INQUIRING LINE

Why do current conversational AI systems fail to develop shared vocabulary with users?

This explores why AI chat systems don't build up a shared way of talking with you over a conversation — picking up your words, conventions, and references — and the corpus traces it back to what training actually rewards.


This explores why AI chat systems don't build up a shared way of talking with you over a conversation — adopting your words, your conventions, your references — the way two people naturally do. The corpus points to a single root cause showing up in many guises: models are trained to predict information, not to do the relational work of conversation. The clearest case is lexical entrainment — humans unconsciously converge on each other's word choices to build rapport and reduce ambiguity, and current response models simply don't do it; vocabulary adaptation toward the user is absent despite being foundational to human dialogue Why don't conversational AI systems mirror their users' word choices?. Shared vocabulary is one instance of a broader missing layer: the implicit maintenance techniques — reference repair, topic hand-offs, convention-building — that keep dialogue smooth. These never develop because training signals reward predicting the next informative token, not sustaining a relationship Why don't language models develop conversation maintenance skills?.

Look one level down and the failure is structural, not accidental. Standard RLHF optimizes for immediate, single-turn helpfulness, which actively discourages the behaviors that build shared ground — asking clarifying questions, establishing conventions that pay off later turns. When the reward only looks at the next turn, the model has no incentive to invest in a vocabulary that becomes useful three turns from now Why do language models respond passively instead of asking clarifying questions?. The same logic makes agents structurally passive: they can't initiate, plan, or lead, because alignment optimizes for responding to queries rather than acting from goals — and co-building a shared language requires initiative, not just reaction Why can't conversational AI agents take the initiative?.

There's also a deeper architectural gap. Building shared vocabulary means tracking what both speakers believe and how that converges from partial to mutual understanding. Token-level LLMs lack the machinery for this; frameworks like collaborative rational speech acts add bidirectional belief tracking precisely because it's the information-theoretic layer LLMs don't have Can dialogue systems track both speakers' beliefs across turns?. Without modeling the other mind, there's no "shared" to converge on — only fluent output that sounds like it understands.

Here's the turn you might not expect: this isn't one bug but a category error baked into design.
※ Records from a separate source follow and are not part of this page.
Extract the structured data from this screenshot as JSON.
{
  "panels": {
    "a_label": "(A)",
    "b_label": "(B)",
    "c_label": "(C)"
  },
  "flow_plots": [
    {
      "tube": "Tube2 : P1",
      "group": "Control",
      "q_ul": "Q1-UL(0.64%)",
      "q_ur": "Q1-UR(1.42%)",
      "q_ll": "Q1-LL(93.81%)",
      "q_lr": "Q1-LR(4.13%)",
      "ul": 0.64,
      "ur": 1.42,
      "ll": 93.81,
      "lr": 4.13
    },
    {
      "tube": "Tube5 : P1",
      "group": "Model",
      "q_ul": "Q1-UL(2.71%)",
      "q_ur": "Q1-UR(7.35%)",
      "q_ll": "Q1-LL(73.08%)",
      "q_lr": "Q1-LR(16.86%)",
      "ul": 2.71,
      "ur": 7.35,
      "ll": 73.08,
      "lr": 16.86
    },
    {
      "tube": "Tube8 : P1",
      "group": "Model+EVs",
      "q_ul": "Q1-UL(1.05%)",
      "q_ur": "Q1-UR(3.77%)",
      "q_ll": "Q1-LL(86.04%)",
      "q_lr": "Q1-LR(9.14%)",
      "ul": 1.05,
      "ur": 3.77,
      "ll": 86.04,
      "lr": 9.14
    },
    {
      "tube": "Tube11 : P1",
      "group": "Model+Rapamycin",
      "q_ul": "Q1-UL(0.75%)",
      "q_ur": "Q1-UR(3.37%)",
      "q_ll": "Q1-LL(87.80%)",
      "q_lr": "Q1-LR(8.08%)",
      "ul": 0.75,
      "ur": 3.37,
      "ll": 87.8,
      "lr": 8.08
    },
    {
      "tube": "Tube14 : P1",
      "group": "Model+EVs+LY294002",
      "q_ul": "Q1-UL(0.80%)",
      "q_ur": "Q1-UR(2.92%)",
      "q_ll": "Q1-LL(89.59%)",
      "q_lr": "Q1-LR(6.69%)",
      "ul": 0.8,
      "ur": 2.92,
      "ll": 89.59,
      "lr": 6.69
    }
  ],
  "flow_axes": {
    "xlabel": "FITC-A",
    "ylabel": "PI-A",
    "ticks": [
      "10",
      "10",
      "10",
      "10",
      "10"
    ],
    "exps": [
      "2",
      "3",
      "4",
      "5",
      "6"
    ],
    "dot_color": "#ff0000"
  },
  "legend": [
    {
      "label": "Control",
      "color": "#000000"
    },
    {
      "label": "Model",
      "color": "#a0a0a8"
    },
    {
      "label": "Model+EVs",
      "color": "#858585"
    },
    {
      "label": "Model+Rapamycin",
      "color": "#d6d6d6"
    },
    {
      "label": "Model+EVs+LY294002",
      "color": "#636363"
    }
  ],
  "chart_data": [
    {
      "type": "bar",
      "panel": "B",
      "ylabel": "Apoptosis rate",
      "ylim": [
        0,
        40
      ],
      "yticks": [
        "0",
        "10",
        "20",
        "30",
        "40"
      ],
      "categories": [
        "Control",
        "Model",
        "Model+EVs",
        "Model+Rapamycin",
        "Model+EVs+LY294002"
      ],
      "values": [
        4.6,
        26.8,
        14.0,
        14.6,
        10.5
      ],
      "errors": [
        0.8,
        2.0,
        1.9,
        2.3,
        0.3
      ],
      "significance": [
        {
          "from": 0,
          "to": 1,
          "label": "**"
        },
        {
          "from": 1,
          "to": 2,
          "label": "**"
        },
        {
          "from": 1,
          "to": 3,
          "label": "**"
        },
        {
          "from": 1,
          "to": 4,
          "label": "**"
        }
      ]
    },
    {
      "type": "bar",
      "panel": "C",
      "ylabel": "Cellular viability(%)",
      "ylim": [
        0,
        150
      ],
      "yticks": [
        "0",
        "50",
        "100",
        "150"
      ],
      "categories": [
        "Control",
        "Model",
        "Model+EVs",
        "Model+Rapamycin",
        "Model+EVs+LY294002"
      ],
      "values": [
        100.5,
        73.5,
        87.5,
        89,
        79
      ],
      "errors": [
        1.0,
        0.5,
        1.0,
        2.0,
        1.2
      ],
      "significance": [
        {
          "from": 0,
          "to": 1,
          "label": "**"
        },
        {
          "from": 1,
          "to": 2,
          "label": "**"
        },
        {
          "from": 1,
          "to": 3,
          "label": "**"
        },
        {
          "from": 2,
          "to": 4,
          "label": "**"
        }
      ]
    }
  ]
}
AI interfaces borrow conversational conventions, which switches on your lifelong communication skills — including the expectation that your partner will adopt your terms — but the system isn't actually communicating, just producing strings Why do users fail with AI interfaces designed like conversations?. And the fix isn't uniform: lexical alignment specifically drives task efficiency and comprehension, while emotional and prosodic alignment drive warmth and trust — conflating them produces cold or evasive bots Do different types of alignment serve different conversational goals?. The encouraging note is that shared vocabulary is teachable: post-training on coreference-identified user preferences can give models in-context convention formation Why don't conversational AI systems mirror their users' word choices?. The absence is a consequence of what we optimize for — not a hard limit of what these systems could do.


Sources 7 notes

Why don't conversational AI systems mirror their users' word choices?

Response generation models fail to adapt vocabulary toward users' lexical choices, a phenomenon central to human rapport and clarity. Post-training via DPO on coreference-identified preferences can teach models in-context convention formation.

Why don't language models develop conversation maintenance skills?

Humans keep conversations smooth through implicit techniques like reference repair and topic hand-off that sustain relational interaction, not convey information. Language models don't develop these because training signals reward information prediction, not relational work.

Why do language models respond passively instead of asking clarifying questions?

CollabLLM demonstrates that standard RLHF training optimizes for immediate helpfulness, discouraging models from asking clarifying questions or offering multi-turn insights. Multi-turn-aware rewards that estimate long-term interaction value enable active intent discovery and genuine collaboration.

Why can't conversational AI agents take the initiative?

Research shows LLMs including ChatGPT cannot initiate topics, plan strategically, or lead conversations because their training optimizes for responding to queries, not creating dialogue from agent goals. This passivity is reinforced by alignment objectives and masked by fluent-sounding outputs.

Can dialogue systems track both speakers' beliefs across turns?

CRSA integrates rate-distortion theory with RSA to enable bidirectional belief tracking across dialogue turns. Demonstrated on referential games and doctor-patient dialogues, it captures progression from partial to shared understanding, providing the information-theoretic framework that token-level LLM systems lack.

Why do users fail with AI interfaces designed like conversations?

AI interfaces that use conversational design conventions trigger users' lifelong communication skills, but AI doesn't actually communicate. This mismatch causes interaction failures that feel like user error but originate in design.

Do different types of alignment serve different conversational goals?

A 2020–2025 systematic review shows lexical alignment drives task efficiency and comprehension, while emotional and prosodic alignment drive relational warmth and trust. Conflating them in design produces category errors—cold customer-service bots and evasive mental-health assistants.